Transport networks, especially roads, of regional and international importance are limited and need improvement to reach European speed and safety standards. High speed road networks do not connect across borders (between Serbia and Bulgaria, Serbia and Macedonia) or are simply non-existent. There is no motorway in Bosnia and Herzegovina, Montenegro or Albania. With the increase in road traffic and controls at EU borders, congestion arises at checkpoints.
The railway network has both a low density and a lack of hierarchy; countries are not connected to all their neighbours. Maintaining the network and the rehabilitation of railway lines after the wars – the destruction of the rail network is estimated to be 80 percent in Bosnia and Herzegovina – needs subsidies, but countries focus investment on road networks.

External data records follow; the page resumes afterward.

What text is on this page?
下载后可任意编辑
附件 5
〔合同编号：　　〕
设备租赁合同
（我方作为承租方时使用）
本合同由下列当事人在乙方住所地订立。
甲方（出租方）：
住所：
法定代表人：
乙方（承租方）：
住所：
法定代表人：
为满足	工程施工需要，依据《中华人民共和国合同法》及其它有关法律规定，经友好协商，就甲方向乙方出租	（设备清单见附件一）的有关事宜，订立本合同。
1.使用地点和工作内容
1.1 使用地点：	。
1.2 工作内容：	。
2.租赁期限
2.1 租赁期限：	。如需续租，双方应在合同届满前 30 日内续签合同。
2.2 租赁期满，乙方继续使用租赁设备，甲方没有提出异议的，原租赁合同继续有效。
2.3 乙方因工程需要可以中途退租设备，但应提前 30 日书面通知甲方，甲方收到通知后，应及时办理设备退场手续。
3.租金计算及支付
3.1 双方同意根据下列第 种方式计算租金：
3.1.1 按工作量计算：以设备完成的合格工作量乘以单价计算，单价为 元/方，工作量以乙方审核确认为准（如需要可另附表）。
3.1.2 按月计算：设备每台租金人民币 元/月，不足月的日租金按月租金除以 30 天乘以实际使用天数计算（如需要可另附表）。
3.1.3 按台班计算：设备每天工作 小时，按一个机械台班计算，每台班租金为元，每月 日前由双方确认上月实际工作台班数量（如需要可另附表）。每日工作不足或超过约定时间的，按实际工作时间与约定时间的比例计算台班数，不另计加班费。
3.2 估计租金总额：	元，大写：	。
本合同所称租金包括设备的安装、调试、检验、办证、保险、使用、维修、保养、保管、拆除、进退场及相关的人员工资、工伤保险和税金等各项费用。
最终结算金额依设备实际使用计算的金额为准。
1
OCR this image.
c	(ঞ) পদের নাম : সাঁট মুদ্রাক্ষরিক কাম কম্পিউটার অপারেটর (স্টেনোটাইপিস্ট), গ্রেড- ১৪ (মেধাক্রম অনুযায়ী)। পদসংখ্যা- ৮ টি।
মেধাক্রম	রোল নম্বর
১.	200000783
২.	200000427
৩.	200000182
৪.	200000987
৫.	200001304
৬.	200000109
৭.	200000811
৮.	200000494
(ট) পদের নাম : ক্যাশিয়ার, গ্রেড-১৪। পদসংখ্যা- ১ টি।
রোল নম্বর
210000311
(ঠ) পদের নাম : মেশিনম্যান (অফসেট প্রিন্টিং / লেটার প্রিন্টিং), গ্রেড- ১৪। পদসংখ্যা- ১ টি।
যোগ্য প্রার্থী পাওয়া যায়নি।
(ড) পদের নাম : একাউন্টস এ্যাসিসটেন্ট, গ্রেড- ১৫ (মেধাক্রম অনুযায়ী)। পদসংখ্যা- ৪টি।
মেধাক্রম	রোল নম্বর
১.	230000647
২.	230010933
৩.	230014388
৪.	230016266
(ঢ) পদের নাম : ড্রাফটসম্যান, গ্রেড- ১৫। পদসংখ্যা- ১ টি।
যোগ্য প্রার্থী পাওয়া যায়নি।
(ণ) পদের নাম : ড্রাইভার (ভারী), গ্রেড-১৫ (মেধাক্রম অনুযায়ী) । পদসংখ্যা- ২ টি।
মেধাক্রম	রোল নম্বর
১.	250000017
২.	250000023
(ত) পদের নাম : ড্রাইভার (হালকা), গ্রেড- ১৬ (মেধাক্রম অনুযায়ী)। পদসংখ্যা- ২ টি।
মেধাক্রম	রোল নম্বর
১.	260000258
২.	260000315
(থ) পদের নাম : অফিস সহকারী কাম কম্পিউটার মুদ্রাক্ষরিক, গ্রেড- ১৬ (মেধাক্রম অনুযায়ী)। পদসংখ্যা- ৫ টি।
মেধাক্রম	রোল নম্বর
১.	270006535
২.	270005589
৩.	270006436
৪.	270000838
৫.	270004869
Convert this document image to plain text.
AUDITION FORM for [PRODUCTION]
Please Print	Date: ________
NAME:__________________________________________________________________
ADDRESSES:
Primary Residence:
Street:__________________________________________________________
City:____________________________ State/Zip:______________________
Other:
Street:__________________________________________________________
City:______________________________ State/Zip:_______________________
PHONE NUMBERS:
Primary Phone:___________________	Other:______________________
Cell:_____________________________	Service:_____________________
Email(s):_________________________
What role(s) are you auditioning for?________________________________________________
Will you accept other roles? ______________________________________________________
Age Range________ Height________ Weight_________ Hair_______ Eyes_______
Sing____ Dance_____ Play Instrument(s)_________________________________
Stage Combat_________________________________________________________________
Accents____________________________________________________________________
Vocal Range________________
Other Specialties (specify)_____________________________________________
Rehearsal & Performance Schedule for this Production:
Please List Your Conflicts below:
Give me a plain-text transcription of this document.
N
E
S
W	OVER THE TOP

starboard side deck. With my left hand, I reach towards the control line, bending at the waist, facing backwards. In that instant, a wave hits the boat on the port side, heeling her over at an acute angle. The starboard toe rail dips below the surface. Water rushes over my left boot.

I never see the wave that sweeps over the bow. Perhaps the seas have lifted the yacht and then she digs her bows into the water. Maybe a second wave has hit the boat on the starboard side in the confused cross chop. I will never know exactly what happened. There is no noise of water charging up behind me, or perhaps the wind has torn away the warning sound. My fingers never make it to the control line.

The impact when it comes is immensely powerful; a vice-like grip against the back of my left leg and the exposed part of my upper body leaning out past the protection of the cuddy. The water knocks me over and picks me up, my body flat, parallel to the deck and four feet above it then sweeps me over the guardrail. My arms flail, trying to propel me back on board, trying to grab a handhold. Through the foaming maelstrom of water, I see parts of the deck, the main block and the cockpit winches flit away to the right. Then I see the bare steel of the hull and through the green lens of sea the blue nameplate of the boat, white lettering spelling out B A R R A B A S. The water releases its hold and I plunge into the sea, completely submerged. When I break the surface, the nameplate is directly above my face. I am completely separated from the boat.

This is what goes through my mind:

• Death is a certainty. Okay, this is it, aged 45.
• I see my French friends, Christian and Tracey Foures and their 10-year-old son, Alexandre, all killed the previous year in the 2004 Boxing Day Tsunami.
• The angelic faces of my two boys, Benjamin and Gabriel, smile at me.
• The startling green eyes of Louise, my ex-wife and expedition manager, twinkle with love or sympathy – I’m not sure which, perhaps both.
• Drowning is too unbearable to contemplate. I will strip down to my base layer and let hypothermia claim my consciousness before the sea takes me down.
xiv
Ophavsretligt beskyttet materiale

The EU’s TEN-T core network Orient-East Med is expected to join the ports of Athens-Piraeus and Thessaloniki (Greece) on the Mediterranean shore, and the port of Burgas on the Black Sea (Bulgaria) to Budapest through EU member countries. Cities such as Skopje and Niš, which were nodes on the historical route from the Mediterranean Sea to Central Europe, will be bypassed. This is likely to create a serious loss of traffic and economic development opportunities.
Environmental issues
Per capita levels of municipal waste have been increasing sharply in Montenegro and Albania (though they have been reduced in Serbia). Municipal waste collection is not universal. Landfill, illegal dumping and discharges remain the main means of waste disposal. Water supply systems suffer in consequence, and too often treatment plants are obsolete and/or inefficient. In Kosovo less than a third of the population has access to a sewer system; in Serbia 84% are not served by a water treatment plant.
Floods have been a frequent problem over the past decade. There have also been heat waves and droughts. The need for cross-border cooperation on these natural hazards is now recognised by the countries.
A long road
While things have certainly improved since the wars ended, this part of Europe still must travel a long road to reach EU standards, not only economically but on things like the effective enforcement of environmental Directives. A decade after the major enlargement of the EU that took place in 2004, this remains a part of Europe that has largely missed out on the benefits of the Union.